Она присматривалась к Семе.
Говорила с ним.
Сам того не зная, он открыл ей секрет простой человеческой теплоты. Тяжело больной, он умел найти для каждого больного дружеское слово. Он не уговаривал, и не агитировал, и не сулил ничего – он нащупывал в человеке заветную струну и заставлял ее звучать.
У Семы Тоня научилась видеть людей.
Однажды заговорили о Лильке. Сафонов сказал, что Лилька глупая.
– Почему глупая? – тотчас откликнулся Сема. – Лилька не умеет себя вести. Но разве все умеют? А ты умеешь? Лилька сердечная. У нее хорошая основа, а сверху – шлак. Почисти шлак – другой человек будет.
В другой раз зашла речь о Коле Платт. Коля Платт прекрасно работал мастером механической мастерской.
– Нет, он сухой, – сказал Сема. – Ему нужно еще во многих переплетах побывать, чтобы стать человеком. Он никого не любит, кроме себя.
Сема никогда не говорил Тоне, что любит людей, но именно у него Тоня научилась любить их, и любить по-настоящему, во всей сложности и противоречивости. Это была суровая любовь, без снисхождения и поблажек, но пронизанная активностью; полюбив, хотелось помогать людям жить, совершенствоваться, бороться.
Такую любовь к людям Тоня угадала у Морозова. Он и ее любил и о ней думал. «Присмотрись, поговори… тебе будет полезно…» Значит, Морозов знал, что ей тяжело?
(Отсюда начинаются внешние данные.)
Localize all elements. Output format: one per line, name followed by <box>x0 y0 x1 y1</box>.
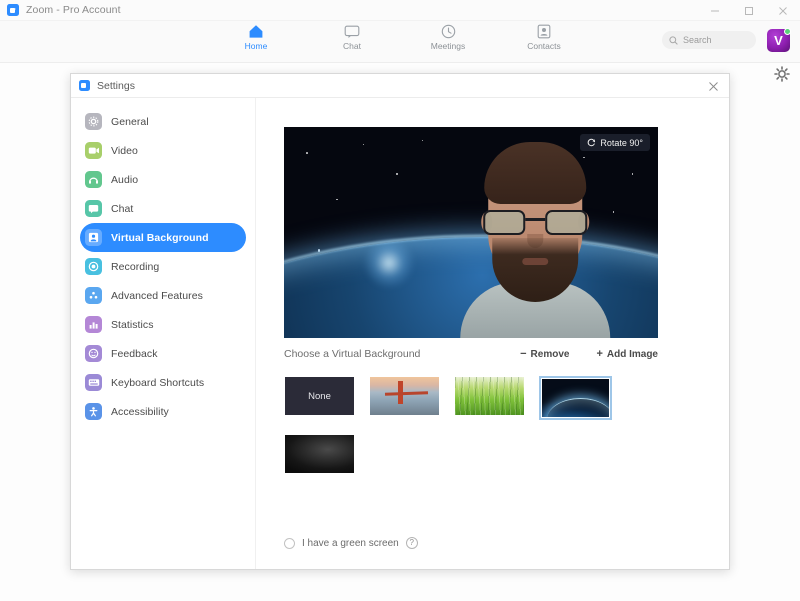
chooser-label: Choose a Virtual Background <box>284 348 421 360</box>
tab-meetings[interactable]: Meetings <box>417 23 479 51</box>
settings-dialog: Settings General Video Audio Chat Virtua… <box>70 73 730 570</box>
tab-home-label: Home <box>244 41 268 51</box>
search-icon <box>669 35 678 45</box>
plus-icon: + <box>596 348 603 360</box>
glasses <box>483 210 588 236</box>
sparkle-icon <box>85 287 102 304</box>
smiley-icon <box>85 345 102 362</box>
background-thumbnail-grass[interactable] <box>454 376 525 416</box>
zoom-logo-icon <box>7 4 19 16</box>
sidebar-item-keyboard-shortcuts[interactable]: Keyboard Shortcuts <box>80 368 246 397</box>
dialog-header: Settings <box>71 74 729 98</box>
green-screen-checkbox[interactable] <box>284 537 295 549</box>
thumbnail-none-label: None <box>308 390 331 402</box>
close-icon[interactable] <box>766 0 800 21</box>
sidebar-item-accessibility[interactable]: Accessibility <box>80 397 246 426</box>
tab-contacts-label: Contacts <box>527 41 561 51</box>
sidebar-item-label: Accessibility <box>111 405 169 418</box>
sidebar-item-recording[interactable]: Recording <box>80 252 246 281</box>
green-screen-label: I have a green screen <box>302 537 399 549</box>
add-image-button[interactable]: + Add Image <box>596 348 658 360</box>
maximize-icon[interactable] <box>732 0 766 21</box>
settings-sidebar: General Video Audio Chat Virtual Backgro… <box>71 98 256 569</box>
sidebar-item-label: Video <box>111 144 138 157</box>
sidebar-item-general[interactable]: General <box>80 107 246 136</box>
remove-button[interactable]: − Remove <box>520 348 569 360</box>
minus-icon: − <box>520 348 527 360</box>
sidebar-item-label: Feedback <box>111 347 158 360</box>
tab-home[interactable]: Home <box>225 23 287 51</box>
contact-card-icon <box>537 23 551 40</box>
background-thumbnail-custom-dark[interactable] <box>284 434 355 474</box>
rotate-90-button[interactable]: Rotate 90° <box>580 134 650 151</box>
search-input[interactable] <box>683 35 749 45</box>
rotate-90-label: Rotate 90° <box>600 137 643 148</box>
help-icon[interactable]: ? <box>405 537 418 549</box>
sidebar-item-label: Recording <box>111 260 160 273</box>
remove-label: Remove <box>530 348 570 360</box>
chat-bubble-icon <box>344 23 360 40</box>
record-circle-icon <box>85 258 102 275</box>
bar-chart-icon <box>85 316 102 333</box>
video-camera-icon <box>85 142 102 159</box>
sidebar-item-virtual-background[interactable]: Virtual Background <box>80 223 246 252</box>
person-frame-icon <box>85 229 102 246</box>
sidebar-item-statistics[interactable]: Statistics <box>80 310 246 339</box>
sidebar-item-chat[interactable]: Chat <box>80 194 246 223</box>
sidebar-item-label: Audio <box>111 173 139 186</box>
avatar[interactable]: V <box>767 28 791 52</box>
sidebar-item-advanced-features[interactable]: Advanced Features <box>80 281 246 310</box>
sidebar-item-audio[interactable]: Audio <box>80 165 246 194</box>
chooser-actions: − Remove + Add Image <box>520 348 658 360</box>
sidebar-item-label: Statistics <box>111 318 154 331</box>
sidebar-item-video[interactable]: Video <box>80 136 246 165</box>
camera-person <box>460 134 611 338</box>
sun-flare <box>362 236 415 289</box>
status-badge <box>784 28 791 35</box>
gear-icon[interactable] <box>774 66 790 82</box>
window-controls <box>698 0 800 21</box>
rotate-icon <box>587 134 596 152</box>
green-screen-row: I have a green screen ? <box>284 537 418 549</box>
headphones-icon <box>85 171 102 188</box>
top-navigation: Home Chat Meetings Contacts Search V <box>0 21 800 63</box>
sidebar-item-label: Virtual Background <box>111 231 209 244</box>
tab-contacts[interactable]: Contacts <box>513 23 575 51</box>
settings-content: Rotate 90° Choose a Virtual Background −… <box>256 98 729 569</box>
close-icon[interactable] <box>697 74 729 98</box>
sidebar-item-feedback[interactable]: Feedback <box>80 339 246 368</box>
sidebar-item-label: Advanced Features <box>111 289 203 302</box>
tab-meetings-label: Meetings <box>430 41 466 51</box>
dialog-title: Settings <box>97 79 135 92</box>
tab-chat[interactable]: Chat <box>321 23 383 51</box>
titlebar: Zoom - Pro Account <box>0 0 800 21</box>
sidebar-item-label: Keyboard Shortcuts <box>111 376 205 389</box>
accessibility-icon <box>85 403 102 420</box>
background-thumbnail-none[interactable]: None <box>284 376 355 416</box>
dialog-body: General Video Audio Chat Virtual Backgro… <box>71 98 729 569</box>
zoom-app-window: Zoom - Pro Account Home Chat Meetings Co… <box>0 0 800 601</box>
add-image-label: Add Image <box>606 348 658 360</box>
minimize-icon[interactable] <box>698 0 732 21</box>
window-title: Zoom - Pro Account <box>26 4 121 16</box>
chat-bubble-icon <box>85 200 102 217</box>
chooser-row: Choose a Virtual Background − Remove + A… <box>284 348 658 360</box>
sidebar-item-label: General <box>111 115 149 128</box>
video-preview: Rotate 90° <box>284 127 658 338</box>
clock-icon <box>441 23 456 40</box>
tab-chat-label: Chat <box>343 41 361 51</box>
background-thumbnail-earth[interactable] <box>539 376 612 420</box>
background-thumbnail-bridge[interactable] <box>369 376 440 416</box>
home-icon <box>248 23 264 40</box>
zoom-logo-icon <box>79 80 90 91</box>
search-box[interactable] <box>662 31 756 49</box>
gear-icon <box>85 113 102 130</box>
sidebar-item-label: Chat <box>111 202 134 215</box>
keyboard-icon <box>85 374 102 391</box>
background-thumbnail-grid: None <box>284 376 658 474</box>
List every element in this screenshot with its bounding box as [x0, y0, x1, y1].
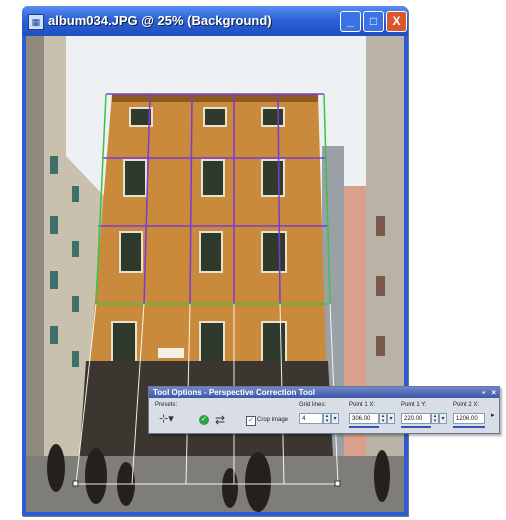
point1y-field[interactable]: 220.00: [401, 413, 431, 424]
more-arrow-icon[interactable]: ▸: [491, 411, 495, 419]
window-title: album034.JPG @ 25% (Background): [48, 13, 272, 28]
tool-options-title: Tool Options - Perspective Correction To…: [153, 388, 315, 397]
grid-lines-dropdown[interactable]: ▾: [331, 413, 339, 424]
crop-image-checkbox[interactable]: ✓: [246, 416, 256, 426]
maximize-button[interactable]: □: [363, 11, 384, 32]
point1y-label: Point 1 Y:: [401, 402, 427, 408]
grid-lines-label: Grid lines:: [299, 402, 327, 408]
point1x-label: Point 1 X:: [349, 402, 376, 408]
point1y-dropdown[interactable]: ▾: [439, 413, 447, 424]
point1x-dropdown[interactable]: ▾: [387, 413, 395, 424]
close-button[interactable]: X: [386, 11, 407, 32]
point1y-underline: [401, 426, 431, 428]
tool-options-titlebar[interactable]: Tool Options - Perspective Correction To…: [149, 387, 499, 398]
close-icon[interactable]: ×: [491, 387, 496, 398]
tool-options-palette: Tool Options - Perspective Correction To…: [148, 386, 500, 434]
image-canvas[interactable]: [26, 36, 404, 512]
pin-icon[interactable]: ▪: [482, 387, 485, 398]
grid-lines-field[interactable]: 4: [299, 413, 323, 424]
photo-building: [26, 36, 404, 512]
window-titlebar[interactable]: ▦ album034.JPG @ 25% (Background) _ □ X: [22, 6, 408, 36]
minimize-button[interactable]: _: [340, 11, 361, 32]
crop-image-label: Crop image: [257, 417, 289, 423]
preset-icon[interactable]: ⊹▾: [159, 412, 174, 425]
apply-check-icon[interactable]: ✓: [199, 415, 209, 425]
point2x-underline: [453, 426, 485, 428]
point2x-field[interactable]: 1206.00: [453, 413, 485, 424]
image-icon: ▦: [28, 14, 44, 30]
point1x-underline: [349, 426, 379, 428]
presets-label: Presets:: [155, 402, 178, 408]
image-window: ▦ album034.JPG @ 25% (Background) _ □ X: [22, 6, 408, 516]
reset-icon[interactable]: ⇄: [215, 413, 225, 427]
point1y-stepper[interactable]: ▴ ▾: [431, 413, 439, 424]
point1x-stepper[interactable]: ▴ ▾: [379, 413, 387, 424]
point2x-label: Point 2 X:: [453, 402, 480, 408]
point1x-field[interactable]: 306.00: [349, 413, 379, 424]
grid-lines-stepper[interactable]: ▴ ▾: [323, 413, 331, 424]
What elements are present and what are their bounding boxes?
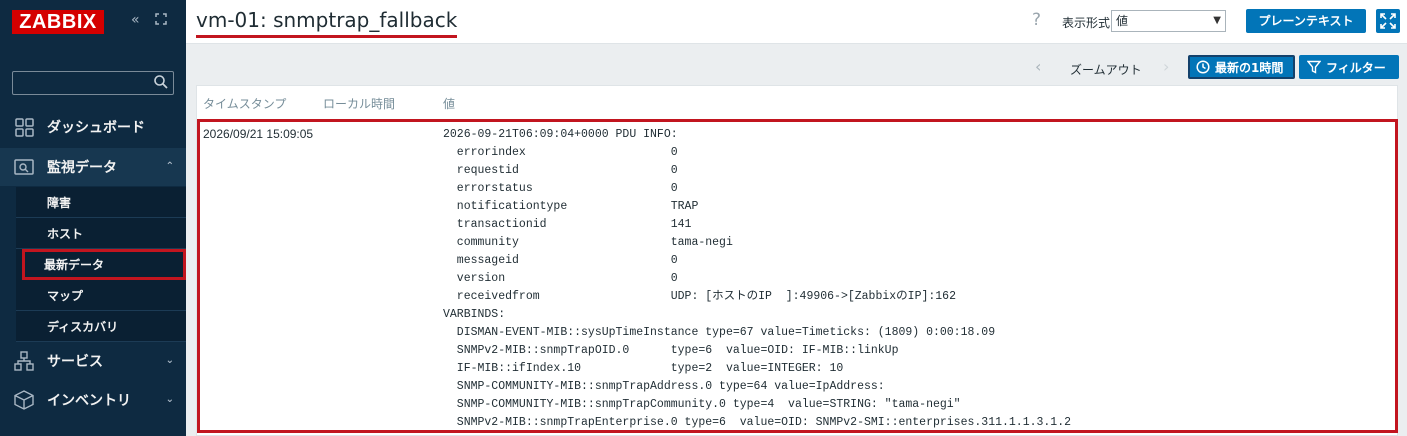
format-select-value: 値 (1116, 14, 1129, 28)
tab-filter[interactable]: フィルター (1299, 55, 1399, 79)
page-header: vm-01: snmptrap_fallback ? 表示形式 値 ▼ プレーン… (186, 0, 1407, 44)
sidebar-item-label: インベントリ (47, 393, 131, 409)
monitoring-icon (14, 159, 34, 175)
collapse-sidebar-icon[interactable]: « (131, 12, 140, 28)
sidebar-item-inventory[interactable]: インベントリ ⌄ (0, 381, 186, 419)
chevron-up-icon: ⌃ (165, 161, 174, 172)
sidebar-subitem-label: ディスカバリ (47, 319, 119, 334)
kiosk-sidebar-icon[interactable] (154, 12, 168, 30)
search-icon[interactable] (153, 74, 169, 90)
column-header-local-time[interactable]: ローカル時間 (323, 95, 395, 112)
sidebar-item-services[interactable]: サービス ⌄ (0, 342, 186, 380)
value-line: 2026-09-21T06:09:04+0000 PDU INFO: (443, 128, 678, 141)
time-next-icon[interactable]: › (1163, 57, 1169, 76)
format-select[interactable]: 値 ▼ (1111, 10, 1226, 32)
column-header-value[interactable]: 値 (443, 95, 455, 112)
value-line: IF-MIB::ifIndex.10 type=2 value=INTEGER:… (443, 362, 844, 375)
format-label: 表示形式 (1062, 16, 1111, 30)
value-line: SNMPv2-MIB::snmpTrapOID.0 type=6 value=O… (443, 344, 899, 357)
fullscreen-icon (1380, 13, 1396, 29)
zoom-out-button[interactable]: ズームアウト (1070, 61, 1142, 78)
row-value: 2026-09-21T06:09:04+0000 PDU INFO: error… (443, 126, 1071, 432)
value-line: errorstatus 0 (443, 182, 678, 195)
sidebar-item-monitoring[interactable]: 監視データ ⌃ (0, 148, 186, 186)
plain-text-button[interactable]: プレーンテキスト (1246, 9, 1366, 33)
dashboard-icon (15, 118, 34, 137)
history-table: タイムスタンプ ローカル時間 値 2026/09/21 15:09:05 202… (196, 85, 1398, 436)
sidebar-subitem-label: マップ (47, 288, 84, 303)
value-line: DISMAN-EVENT-MIB::sysUpTimeInstance type… (443, 326, 996, 339)
chevron-down-icon: ⌄ (165, 394, 174, 405)
value-line: transactionid 141 (443, 218, 692, 231)
tab-time-label: 最新の1時間 (1215, 60, 1284, 75)
sidebar-subitem-maps[interactable]: マップ (16, 280, 186, 311)
value-line: VARBINDS: (443, 308, 506, 321)
sidebar-item-label: サービス (47, 354, 103, 370)
column-header-timestamp[interactable]: タイムスタンプ (203, 95, 286, 112)
chevron-down-icon: ▼ (1213, 15, 1221, 26)
chevron-down-icon: ⌄ (165, 355, 174, 366)
value-line: requestid 0 (443, 164, 678, 177)
clock-icon (1196, 60, 1210, 74)
monitoring-submenu: 障害 ホスト 最新データ マップ ディスカバリ (0, 187, 186, 342)
value-line: receivedfrom UDP: [ホストのIP ]:49906->[Zabb… (443, 290, 956, 303)
row-timestamp: 2026/09/21 15:09:05 (203, 127, 314, 141)
value-line: errorindex 0 (443, 146, 678, 159)
value-line: version 0 (443, 272, 678, 285)
sidebar-subitem-label: ホスト (47, 226, 84, 241)
tab-time-period[interactable]: 最新の1時間 (1188, 55, 1295, 79)
sidebar-subitem-latest-data[interactable]: 最新データ (22, 249, 186, 280)
sidebar-subitem-label: 障害 (47, 195, 72, 210)
value-line: notificationtype TRAP (443, 200, 699, 213)
sidebar-subitem-label: 最新データ (44, 258, 105, 272)
sidebar-subitem-hosts[interactable]: ホスト (16, 218, 186, 249)
sidebar-item-label: ダッシュボード (47, 120, 145, 136)
sidebar-item-label: 監視データ (47, 160, 117, 176)
page-title: vm-01: snmptrap_fallback (196, 8, 458, 38)
value-line: SNMP-COMMUNITY-MIB::snmpTrapAddress.0 ty… (443, 380, 885, 393)
value-line: community tama-negi (443, 236, 733, 249)
inventory-icon (14, 390, 34, 410)
table-row: 2026/09/21 15:09:05 2026-09-21T06:09:04+… (197, 119, 1398, 433)
value-line: SNMPv2-MIB::snmpTrapEnterprise.0 type=6 … (443, 416, 1072, 429)
sidebar-search-input[interactable] (12, 71, 174, 95)
sidebar-subitem-discovery[interactable]: ディスカバリ (16, 311, 186, 342)
sidebar-subitem-problems[interactable]: 障害 (16, 187, 186, 218)
help-icon[interactable]: ? (1032, 10, 1041, 30)
value-line: SNMP-COMMUNITY-MIB::snmpTrapCommunity.0 … (443, 398, 961, 411)
zabbix-logo[interactable]: ZABBIX (12, 10, 104, 34)
tab-filter-label: フィルター (1326, 60, 1386, 75)
time-prev-icon[interactable]: ‹ (1035, 57, 1041, 76)
sidebar: ZABBIX « ダッシュボード 監視データ ⌃ 障害 ホスト 最新データ マッ… (0, 0, 186, 436)
kiosk-mode-button[interactable] (1376, 9, 1400, 33)
services-icon (14, 351, 34, 371)
filter-icon (1307, 60, 1321, 74)
sidebar-item-dashboard[interactable]: ダッシュボード (0, 108, 186, 146)
value-line: messageid 0 (443, 254, 678, 267)
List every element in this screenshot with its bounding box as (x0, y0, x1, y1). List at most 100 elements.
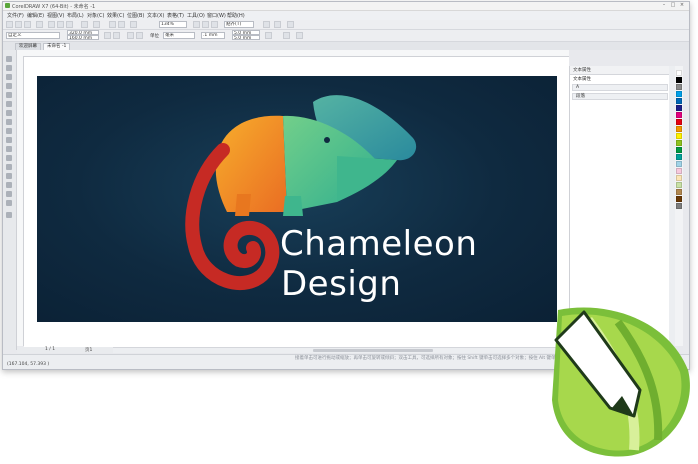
close-button[interactable]: × (679, 3, 685, 8)
docker-character-row[interactable]: A (572, 84, 668, 91)
redo-icon[interactable] (93, 21, 100, 28)
menu-bitmaps[interactable]: 位图(B) (127, 12, 144, 19)
menu-tools[interactable]: 工具(O) (187, 12, 205, 19)
pick-tool-icon[interactable] (6, 56, 12, 62)
palette-swatch[interactable] (676, 203, 682, 209)
copy-icon[interactable] (57, 21, 64, 28)
palette-swatch[interactable] (676, 154, 682, 160)
add-tool-icon[interactable] (6, 212, 12, 218)
zoom-level-field[interactable]: 134% (159, 21, 187, 28)
palette-swatch[interactable] (676, 70, 682, 76)
menu-edit[interactable]: 编辑(E) (27, 12, 44, 19)
nudge-distance-field[interactable]: .1 mm (201, 32, 225, 39)
full-screen-icon[interactable] (193, 21, 200, 28)
page-tab[interactable]: 页1 (85, 347, 92, 353)
publish-pdf-icon[interactable] (130, 21, 137, 28)
page-size-dropdown[interactable]: 自定义 (6, 32, 60, 39)
horizontal-scrollbar[interactable] (113, 347, 569, 353)
palette-swatch[interactable] (676, 119, 682, 125)
palette-swatch[interactable] (676, 133, 682, 139)
text-tool-icon[interactable] (6, 137, 12, 143)
portrait-icon[interactable] (104, 32, 111, 39)
menu-text[interactable]: 文本(X) (147, 12, 164, 19)
application-launcher-icon[interactable] (274, 21, 281, 28)
coreldraw-app-icon (5, 3, 10, 8)
units-options-icon[interactable] (265, 32, 272, 39)
smart-fill-icon[interactable] (6, 200, 12, 206)
palette-swatch[interactable] (676, 147, 682, 153)
treat-as-filled-icon[interactable] (283, 32, 290, 39)
page-count: 1 / 1 (45, 347, 56, 352)
freehand-tool-icon[interactable] (6, 92, 12, 98)
palette-swatch[interactable] (676, 77, 682, 83)
menu-file[interactable]: 文件(F) (7, 12, 24, 19)
artistic-media-icon[interactable] (6, 101, 12, 107)
parallel-dimension-icon[interactable] (6, 146, 12, 152)
palette-swatch[interactable] (676, 189, 682, 195)
menu-view[interactable]: 视图(V) (47, 12, 64, 19)
units-dropdown[interactable]: 毫米 (163, 32, 195, 39)
print-icon[interactable] (36, 21, 43, 28)
palette-swatch[interactable] (676, 126, 682, 132)
palette-swatch[interactable] (676, 98, 682, 104)
menu-window[interactable]: 窗口(W) (207, 12, 226, 19)
interactive-fill-icon[interactable] (6, 191, 12, 197)
tab-untitled-1[interactable]: 未命名 -1 (43, 43, 71, 50)
palette-swatch[interactable] (676, 84, 682, 90)
polygon-tool-icon[interactable] (6, 128, 12, 134)
palette-swatch[interactable] (676, 168, 682, 174)
menu-help[interactable]: 帮助(H) (227, 12, 245, 19)
menu-effects[interactable]: 效果(C) (107, 12, 124, 19)
transparency-icon[interactable] (6, 173, 12, 179)
all-pages-icon[interactable] (127, 32, 134, 39)
palette-swatch[interactable] (676, 161, 682, 167)
cursor-coordinates: (167.104, 57.393 ) (7, 362, 50, 367)
rulers-icon[interactable] (202, 21, 209, 28)
paste-icon[interactable] (66, 21, 73, 28)
grid-icon[interactable] (211, 21, 218, 28)
current-page-icon[interactable] (136, 32, 143, 39)
save-icon[interactable] (24, 21, 31, 28)
connector-tool-icon[interactable] (6, 155, 12, 161)
add-preset-icon[interactable] (296, 32, 303, 39)
chameleon-jaw-green (337, 156, 397, 202)
cut-icon[interactable] (48, 21, 55, 28)
snap-to-dropdown[interactable]: 贴齐(T) (224, 21, 254, 28)
crop-tool-icon[interactable] (6, 74, 12, 80)
palette-swatch[interactable] (676, 112, 682, 118)
new-document-icon[interactable] (6, 21, 13, 28)
palette-swatch[interactable] (676, 91, 682, 97)
open-icon[interactable] (15, 21, 22, 28)
docker-paragraph-row[interactable]: 段落 (572, 93, 668, 100)
palette-swatch[interactable] (676, 175, 682, 181)
palette-swatch[interactable] (676, 196, 682, 202)
tab-welcome-screen[interactable]: 欢迎屏幕 (15, 43, 41, 50)
landscape-icon[interactable] (113, 32, 120, 39)
palette-swatch[interactable] (676, 182, 682, 188)
horizontal-scroll-thumb[interactable] (313, 349, 433, 352)
palette-swatch[interactable] (676, 105, 682, 111)
vertical-ruler[interactable] (17, 56, 24, 346)
shape-tool-icon[interactable] (6, 65, 12, 71)
menu-layout[interactable]: 布局(L) (67, 12, 84, 19)
design-canvas[interactable]: Chameleon Design (37, 76, 557, 322)
welcome-screen-icon[interactable] (287, 21, 294, 28)
duplicate-y-field[interactable]: 5.0 mm (232, 35, 260, 40)
drop-shadow-icon[interactable] (6, 164, 12, 170)
zoom-tool-icon[interactable] (6, 83, 12, 89)
options-icon[interactable] (263, 21, 270, 28)
horizontal-ruler[interactable] (17, 50, 569, 57)
palette-swatch[interactable] (676, 140, 682, 146)
minimize-button[interactable]: – (661, 3, 667, 8)
undo-icon[interactable] (81, 21, 88, 28)
import-icon[interactable] (109, 21, 116, 28)
export-icon[interactable] (118, 21, 125, 28)
maximize-button[interactable]: □ (670, 3, 676, 8)
rectangle-tool-icon[interactable] (6, 110, 12, 116)
menu-table[interactable]: 表格(T) (167, 12, 184, 19)
menu-object[interactable]: 对象(C) (87, 12, 104, 19)
page-height-field[interactable]: 160.0 mm (67, 35, 99, 40)
color-eyedropper-icon[interactable] (6, 182, 12, 188)
document-tabs: 欢迎屏幕 未命名 -1 (3, 42, 689, 50)
ellipse-tool-icon[interactable] (6, 119, 12, 125)
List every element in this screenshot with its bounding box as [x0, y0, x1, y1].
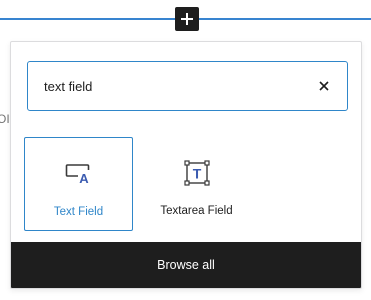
close-icon — [319, 81, 329, 91]
svg-text:T: T — [192, 166, 201, 182]
search-box — [27, 61, 348, 111]
block-result-text-field[interactable]: A Text Field — [24, 137, 133, 231]
textarea-field-icon: T — [183, 160, 210, 186]
insertion-line — [199, 18, 371, 20]
block-label: Textarea Field — [160, 205, 233, 217]
search-input[interactable] — [28, 62, 288, 110]
clear-search-button[interactable] — [315, 77, 333, 95]
browse-all-button[interactable]: Browse all — [11, 242, 361, 288]
insertion-line — [0, 18, 175, 20]
block-label: Text Field — [53, 206, 104, 218]
plus-icon — [181, 13, 193, 25]
background-text: OI — [0, 112, 10, 126]
text-field-icon: A — [65, 162, 93, 186]
block-inserter-popover: A Text Field T Textarea Field Browse all — [10, 41, 362, 289]
svg-text:A: A — [79, 171, 89, 186]
block-result-textarea-field[interactable]: T Textarea Field — [142, 137, 251, 231]
add-block-button[interactable] — [175, 7, 199, 31]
Но ей стало уже не так тяжело.
Как-то вечером, когда больные спали, а Сема лежал в лихорадочном вечернем оживлении, Тоня вдруг спросила:
– Ты любишь Клаву, да?
В тот день Клава приходила в больницу, и Тоню мучительно задела радость, с какою встретили Клаву все больные.
Сема не смутился. Он даже немного подумал, прежде чем ответить.
– Нет, Тоня, я ее не люблю. Она для меня не женщина, а сон, мечта, восход солнца. Мне хочется плакать, когда она грустная. У меня разрывается сердце, когда она кашляет… А вы ведь слыхали, Тоня, как она кашляет? Но если бы мне сказали выбрать ей жениха, я взял бы ее за ручку и повел бы ее к Андрею Круглову и сказал бы ему: «Андрей, ты лучший парень среди нас и самый красивый, возьми ее и береги – лучшей девушки ты не найдешь».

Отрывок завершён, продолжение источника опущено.